2. The device of claim 1 wherein the acoustic medium is disposed in simultaneous contact with the acoustic emitter, the reflector and the sensing surface and occupies the line of sight between the acoustic emitter and reflector, and between the reflector and the sensing surface.

3. The device of claim 1 further comprising a containment housing the reflector and encapsulating the acoustic medium in an orientation in contact with the acoustic emitter and the sensing surface.

4. The device of claim 1 wherein the acoustic medium is selected from the group consisting of gelatin, agarose, and gel wax.

5. The device of claim 3 wherein the acoustic emitter is disposed on the sensing surface and irradiates the US signal in a direction parallel to the sensing surface, the acoustic reflector oriented at a 45° angle for reflecting the US signal normal to the sensing surface.

6. The device of claim 1 further comprising a plurality of acoustic reflectors disposed in a path of the US signal, the US signal reflected towards an imaging target based on an aggregate angular orientation of the plurality of acoustic reflectors.

7. The device of claim 1 wherein the acoustic emitter further comprises an array of one or more transducer elements, each of the transducer elements configured to send and receive an acoustic signal, wherein a received acoustic signal is indicative of an imaged feature.

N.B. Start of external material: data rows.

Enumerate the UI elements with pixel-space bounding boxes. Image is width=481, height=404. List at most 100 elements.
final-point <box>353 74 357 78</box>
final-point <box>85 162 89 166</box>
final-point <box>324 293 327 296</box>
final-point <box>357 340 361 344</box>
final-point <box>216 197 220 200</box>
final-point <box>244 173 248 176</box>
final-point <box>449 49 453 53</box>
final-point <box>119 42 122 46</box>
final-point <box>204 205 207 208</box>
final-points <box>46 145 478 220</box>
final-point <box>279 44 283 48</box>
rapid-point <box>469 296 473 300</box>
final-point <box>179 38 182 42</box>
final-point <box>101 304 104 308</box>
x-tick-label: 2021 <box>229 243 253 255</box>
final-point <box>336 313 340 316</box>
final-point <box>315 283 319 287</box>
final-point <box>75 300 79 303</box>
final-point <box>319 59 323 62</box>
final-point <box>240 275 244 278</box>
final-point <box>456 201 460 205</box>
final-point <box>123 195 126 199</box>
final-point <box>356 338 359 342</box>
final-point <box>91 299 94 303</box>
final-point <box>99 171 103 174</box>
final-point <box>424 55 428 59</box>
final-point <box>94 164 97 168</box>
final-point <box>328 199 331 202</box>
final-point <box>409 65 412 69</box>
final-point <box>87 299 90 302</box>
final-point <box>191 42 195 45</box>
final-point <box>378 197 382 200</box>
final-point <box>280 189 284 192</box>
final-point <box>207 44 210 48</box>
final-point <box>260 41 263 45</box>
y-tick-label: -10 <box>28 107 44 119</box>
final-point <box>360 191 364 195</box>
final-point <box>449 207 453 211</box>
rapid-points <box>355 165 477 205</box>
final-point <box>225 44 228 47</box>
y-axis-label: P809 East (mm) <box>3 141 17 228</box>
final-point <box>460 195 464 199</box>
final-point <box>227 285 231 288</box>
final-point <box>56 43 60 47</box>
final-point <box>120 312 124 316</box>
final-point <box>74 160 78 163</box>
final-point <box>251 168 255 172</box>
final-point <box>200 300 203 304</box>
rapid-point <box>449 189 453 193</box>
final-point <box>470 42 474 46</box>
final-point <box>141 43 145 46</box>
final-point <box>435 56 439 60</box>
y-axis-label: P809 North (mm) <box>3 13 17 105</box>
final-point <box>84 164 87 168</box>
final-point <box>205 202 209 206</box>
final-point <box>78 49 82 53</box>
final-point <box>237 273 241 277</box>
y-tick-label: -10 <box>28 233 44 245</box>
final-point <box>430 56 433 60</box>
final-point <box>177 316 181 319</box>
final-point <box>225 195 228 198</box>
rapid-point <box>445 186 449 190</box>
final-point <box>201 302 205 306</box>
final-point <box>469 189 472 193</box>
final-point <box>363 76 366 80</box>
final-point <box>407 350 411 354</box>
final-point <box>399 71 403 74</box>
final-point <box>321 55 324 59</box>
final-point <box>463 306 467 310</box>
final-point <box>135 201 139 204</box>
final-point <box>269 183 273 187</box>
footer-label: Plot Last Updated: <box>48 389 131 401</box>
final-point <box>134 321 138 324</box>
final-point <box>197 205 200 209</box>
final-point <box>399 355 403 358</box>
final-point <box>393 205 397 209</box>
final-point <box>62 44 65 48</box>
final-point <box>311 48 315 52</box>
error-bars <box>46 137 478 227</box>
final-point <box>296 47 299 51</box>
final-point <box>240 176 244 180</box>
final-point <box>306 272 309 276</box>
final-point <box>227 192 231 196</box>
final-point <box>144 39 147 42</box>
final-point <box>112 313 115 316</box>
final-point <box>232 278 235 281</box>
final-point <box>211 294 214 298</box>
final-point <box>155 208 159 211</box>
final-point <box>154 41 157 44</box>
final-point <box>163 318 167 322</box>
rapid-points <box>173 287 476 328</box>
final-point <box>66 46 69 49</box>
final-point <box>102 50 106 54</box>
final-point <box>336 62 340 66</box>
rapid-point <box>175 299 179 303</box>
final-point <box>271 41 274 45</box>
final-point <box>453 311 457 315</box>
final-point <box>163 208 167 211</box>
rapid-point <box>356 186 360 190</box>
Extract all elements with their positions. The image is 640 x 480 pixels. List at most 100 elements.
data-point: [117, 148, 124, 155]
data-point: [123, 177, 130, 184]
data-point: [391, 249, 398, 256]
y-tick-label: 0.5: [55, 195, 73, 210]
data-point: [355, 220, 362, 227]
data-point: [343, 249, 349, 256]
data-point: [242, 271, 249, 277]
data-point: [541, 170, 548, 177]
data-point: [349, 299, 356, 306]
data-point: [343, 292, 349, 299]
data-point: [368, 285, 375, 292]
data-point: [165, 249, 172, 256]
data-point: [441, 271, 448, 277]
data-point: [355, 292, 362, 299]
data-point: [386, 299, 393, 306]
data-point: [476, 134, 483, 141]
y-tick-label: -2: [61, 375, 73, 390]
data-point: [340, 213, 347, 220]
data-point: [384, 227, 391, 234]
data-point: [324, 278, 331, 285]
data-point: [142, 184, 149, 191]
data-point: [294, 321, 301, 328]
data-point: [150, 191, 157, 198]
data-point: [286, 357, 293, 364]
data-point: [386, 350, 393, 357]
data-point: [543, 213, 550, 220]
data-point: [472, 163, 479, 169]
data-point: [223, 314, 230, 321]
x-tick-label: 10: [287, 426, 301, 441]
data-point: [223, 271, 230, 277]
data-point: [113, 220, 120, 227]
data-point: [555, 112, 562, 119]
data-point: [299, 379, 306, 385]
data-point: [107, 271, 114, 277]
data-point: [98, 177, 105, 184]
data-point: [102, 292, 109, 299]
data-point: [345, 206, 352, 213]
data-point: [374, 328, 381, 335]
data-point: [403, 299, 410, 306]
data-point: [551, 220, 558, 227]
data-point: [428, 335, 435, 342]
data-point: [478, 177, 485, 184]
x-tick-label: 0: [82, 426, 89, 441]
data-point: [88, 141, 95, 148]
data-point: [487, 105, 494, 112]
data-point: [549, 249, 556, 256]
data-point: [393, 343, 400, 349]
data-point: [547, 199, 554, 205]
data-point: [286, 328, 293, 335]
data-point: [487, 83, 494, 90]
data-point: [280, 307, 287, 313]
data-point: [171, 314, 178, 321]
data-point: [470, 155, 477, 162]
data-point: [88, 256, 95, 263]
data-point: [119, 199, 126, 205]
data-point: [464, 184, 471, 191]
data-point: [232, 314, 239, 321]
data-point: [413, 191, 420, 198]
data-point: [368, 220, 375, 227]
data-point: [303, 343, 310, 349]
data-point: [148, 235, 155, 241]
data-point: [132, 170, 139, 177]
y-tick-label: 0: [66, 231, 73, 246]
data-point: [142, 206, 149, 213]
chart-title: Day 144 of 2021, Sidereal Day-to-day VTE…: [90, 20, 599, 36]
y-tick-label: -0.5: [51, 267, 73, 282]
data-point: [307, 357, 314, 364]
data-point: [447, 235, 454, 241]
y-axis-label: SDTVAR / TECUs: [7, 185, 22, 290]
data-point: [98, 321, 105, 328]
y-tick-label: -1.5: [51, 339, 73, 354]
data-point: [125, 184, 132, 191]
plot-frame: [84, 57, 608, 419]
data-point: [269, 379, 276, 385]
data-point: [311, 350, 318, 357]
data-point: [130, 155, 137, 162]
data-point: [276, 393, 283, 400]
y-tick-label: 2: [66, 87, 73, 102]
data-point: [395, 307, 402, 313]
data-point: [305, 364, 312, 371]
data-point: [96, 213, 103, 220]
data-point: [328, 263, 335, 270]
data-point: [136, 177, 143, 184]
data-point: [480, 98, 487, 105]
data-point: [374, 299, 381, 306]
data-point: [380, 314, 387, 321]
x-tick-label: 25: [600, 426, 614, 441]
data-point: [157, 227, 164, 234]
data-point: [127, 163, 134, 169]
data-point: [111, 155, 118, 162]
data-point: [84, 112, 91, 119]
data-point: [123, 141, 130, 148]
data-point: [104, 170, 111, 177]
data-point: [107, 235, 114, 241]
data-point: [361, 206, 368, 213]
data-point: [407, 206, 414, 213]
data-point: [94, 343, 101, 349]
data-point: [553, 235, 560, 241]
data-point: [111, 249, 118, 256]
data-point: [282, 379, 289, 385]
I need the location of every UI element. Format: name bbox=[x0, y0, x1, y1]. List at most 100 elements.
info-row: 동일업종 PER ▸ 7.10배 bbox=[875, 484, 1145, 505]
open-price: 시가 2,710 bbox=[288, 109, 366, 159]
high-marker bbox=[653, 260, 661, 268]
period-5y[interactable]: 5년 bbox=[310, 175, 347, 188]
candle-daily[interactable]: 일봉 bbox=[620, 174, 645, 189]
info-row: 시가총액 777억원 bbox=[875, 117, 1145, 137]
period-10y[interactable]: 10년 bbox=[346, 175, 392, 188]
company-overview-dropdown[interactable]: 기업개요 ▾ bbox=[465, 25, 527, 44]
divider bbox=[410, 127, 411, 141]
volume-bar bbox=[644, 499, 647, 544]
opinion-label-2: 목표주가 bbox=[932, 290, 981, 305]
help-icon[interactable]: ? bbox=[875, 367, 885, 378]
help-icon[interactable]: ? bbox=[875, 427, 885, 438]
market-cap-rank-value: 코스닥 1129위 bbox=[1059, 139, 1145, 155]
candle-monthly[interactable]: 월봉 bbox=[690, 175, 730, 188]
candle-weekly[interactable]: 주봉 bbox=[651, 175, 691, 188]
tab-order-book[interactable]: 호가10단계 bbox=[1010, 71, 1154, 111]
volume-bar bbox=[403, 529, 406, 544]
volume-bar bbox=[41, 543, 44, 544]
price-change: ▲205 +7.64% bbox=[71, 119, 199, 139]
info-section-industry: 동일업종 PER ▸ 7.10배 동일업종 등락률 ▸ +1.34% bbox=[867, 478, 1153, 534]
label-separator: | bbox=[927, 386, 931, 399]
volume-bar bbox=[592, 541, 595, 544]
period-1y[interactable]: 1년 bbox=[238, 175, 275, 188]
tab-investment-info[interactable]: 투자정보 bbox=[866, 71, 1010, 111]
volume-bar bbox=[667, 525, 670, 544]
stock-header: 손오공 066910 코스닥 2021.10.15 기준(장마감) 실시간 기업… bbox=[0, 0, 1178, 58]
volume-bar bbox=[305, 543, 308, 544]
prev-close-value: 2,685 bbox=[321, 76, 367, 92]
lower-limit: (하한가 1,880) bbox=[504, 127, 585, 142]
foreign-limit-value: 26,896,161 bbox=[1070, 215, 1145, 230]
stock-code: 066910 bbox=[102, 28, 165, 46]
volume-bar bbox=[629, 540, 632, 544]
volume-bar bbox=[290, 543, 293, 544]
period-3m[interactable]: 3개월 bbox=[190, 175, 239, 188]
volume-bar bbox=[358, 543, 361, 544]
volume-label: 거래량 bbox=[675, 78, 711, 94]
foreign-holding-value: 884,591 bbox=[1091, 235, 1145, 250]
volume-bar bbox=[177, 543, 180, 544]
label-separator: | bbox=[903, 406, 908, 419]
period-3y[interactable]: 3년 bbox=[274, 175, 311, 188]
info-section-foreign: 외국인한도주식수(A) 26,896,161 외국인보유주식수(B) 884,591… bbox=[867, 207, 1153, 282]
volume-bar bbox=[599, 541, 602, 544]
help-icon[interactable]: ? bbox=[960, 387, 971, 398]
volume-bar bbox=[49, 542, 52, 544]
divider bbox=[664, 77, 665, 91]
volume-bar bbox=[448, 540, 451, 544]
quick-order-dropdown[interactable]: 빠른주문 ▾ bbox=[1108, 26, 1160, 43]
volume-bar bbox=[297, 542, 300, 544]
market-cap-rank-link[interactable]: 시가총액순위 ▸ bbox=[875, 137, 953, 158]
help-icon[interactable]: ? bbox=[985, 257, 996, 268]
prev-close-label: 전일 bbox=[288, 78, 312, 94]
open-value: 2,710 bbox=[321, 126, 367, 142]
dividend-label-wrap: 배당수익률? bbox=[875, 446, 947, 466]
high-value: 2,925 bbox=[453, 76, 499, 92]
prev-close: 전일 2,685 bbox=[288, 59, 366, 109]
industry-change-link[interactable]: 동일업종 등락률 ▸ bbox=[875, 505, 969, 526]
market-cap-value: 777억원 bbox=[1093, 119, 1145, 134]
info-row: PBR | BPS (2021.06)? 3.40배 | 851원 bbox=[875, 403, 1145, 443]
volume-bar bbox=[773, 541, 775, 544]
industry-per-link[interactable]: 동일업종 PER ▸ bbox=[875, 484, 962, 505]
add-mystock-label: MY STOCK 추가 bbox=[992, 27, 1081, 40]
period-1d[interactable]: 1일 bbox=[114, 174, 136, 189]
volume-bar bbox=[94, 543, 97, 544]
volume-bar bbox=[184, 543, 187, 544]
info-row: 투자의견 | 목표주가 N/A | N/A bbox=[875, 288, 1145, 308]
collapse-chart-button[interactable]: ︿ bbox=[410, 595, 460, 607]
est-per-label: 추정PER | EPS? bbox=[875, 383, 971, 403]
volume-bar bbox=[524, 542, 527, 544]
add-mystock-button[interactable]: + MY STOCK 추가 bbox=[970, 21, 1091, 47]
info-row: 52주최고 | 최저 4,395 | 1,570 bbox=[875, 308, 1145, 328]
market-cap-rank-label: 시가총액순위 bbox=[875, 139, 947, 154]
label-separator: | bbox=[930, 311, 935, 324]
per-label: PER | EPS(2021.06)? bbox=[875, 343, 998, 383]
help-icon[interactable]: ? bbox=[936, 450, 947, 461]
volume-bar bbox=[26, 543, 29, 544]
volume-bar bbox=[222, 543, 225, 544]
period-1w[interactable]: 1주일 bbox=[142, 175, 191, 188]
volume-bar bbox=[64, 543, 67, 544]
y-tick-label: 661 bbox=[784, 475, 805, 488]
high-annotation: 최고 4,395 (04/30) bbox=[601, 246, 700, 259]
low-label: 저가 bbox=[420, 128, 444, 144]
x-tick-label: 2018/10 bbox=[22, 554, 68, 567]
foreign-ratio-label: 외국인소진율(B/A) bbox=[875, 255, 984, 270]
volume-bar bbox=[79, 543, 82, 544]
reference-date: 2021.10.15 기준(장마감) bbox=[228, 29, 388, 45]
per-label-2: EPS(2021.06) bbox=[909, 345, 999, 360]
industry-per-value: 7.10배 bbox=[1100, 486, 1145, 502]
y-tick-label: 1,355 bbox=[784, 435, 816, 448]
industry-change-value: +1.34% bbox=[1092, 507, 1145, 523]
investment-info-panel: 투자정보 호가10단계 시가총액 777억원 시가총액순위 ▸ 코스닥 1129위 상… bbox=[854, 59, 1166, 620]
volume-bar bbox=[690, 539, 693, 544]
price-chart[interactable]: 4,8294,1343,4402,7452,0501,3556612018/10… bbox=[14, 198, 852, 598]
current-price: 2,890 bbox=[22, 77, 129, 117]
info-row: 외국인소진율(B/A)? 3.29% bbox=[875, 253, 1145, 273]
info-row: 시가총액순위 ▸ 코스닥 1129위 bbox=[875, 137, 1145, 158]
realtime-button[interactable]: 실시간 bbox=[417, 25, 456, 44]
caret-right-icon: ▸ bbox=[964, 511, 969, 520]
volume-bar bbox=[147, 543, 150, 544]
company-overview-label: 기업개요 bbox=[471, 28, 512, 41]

8. The device of claim 1 wherein the acoustic reflector is transparent to optical signals, further comprising an optical medium projecting optical signals through the acoustic reflector.

9. A method of gathering an ultrasound (US) image, comprising:

orienting an ultrasound emitter adjacent an imaged feature in an imaging region, the orientation unaligned with an emission trajectory of an US signal from the ultrasound emitter;

disposing an acoustic reflector in the emission trajectory of ultrasound emitter, the acoustic reflector oriented at an angle based on the imaged feature;

applying a nonliquid acoustic medium between the ultrasound emitter and the acoustic reflector; and

redirecting the US signal from the ultrasound emitter to the imaged feature via reflection from the acoustic reflector.

10. The method of claim 9 further comprising:

placing the ultrasound emitter on a sensing surface, the sensing surface obscuring the imaged feature;

applying the acoustic medium in communication with the ultrasound emitter, the acoustic reflector and the sensing surface; and

transmitting the US signal from the ultrasound emitter to the acoustic reflector, and from the acoustic reflector to the sensing surface through the acoustic medium.

11. The method of claim 9 wherein the ultrasound emitter is an ultrasound array of one or more ultrasound transducers.

12. The method of claim 9 wherein the acoustic medium is selected from the group consisting of gelatin, agarose, and gel wax.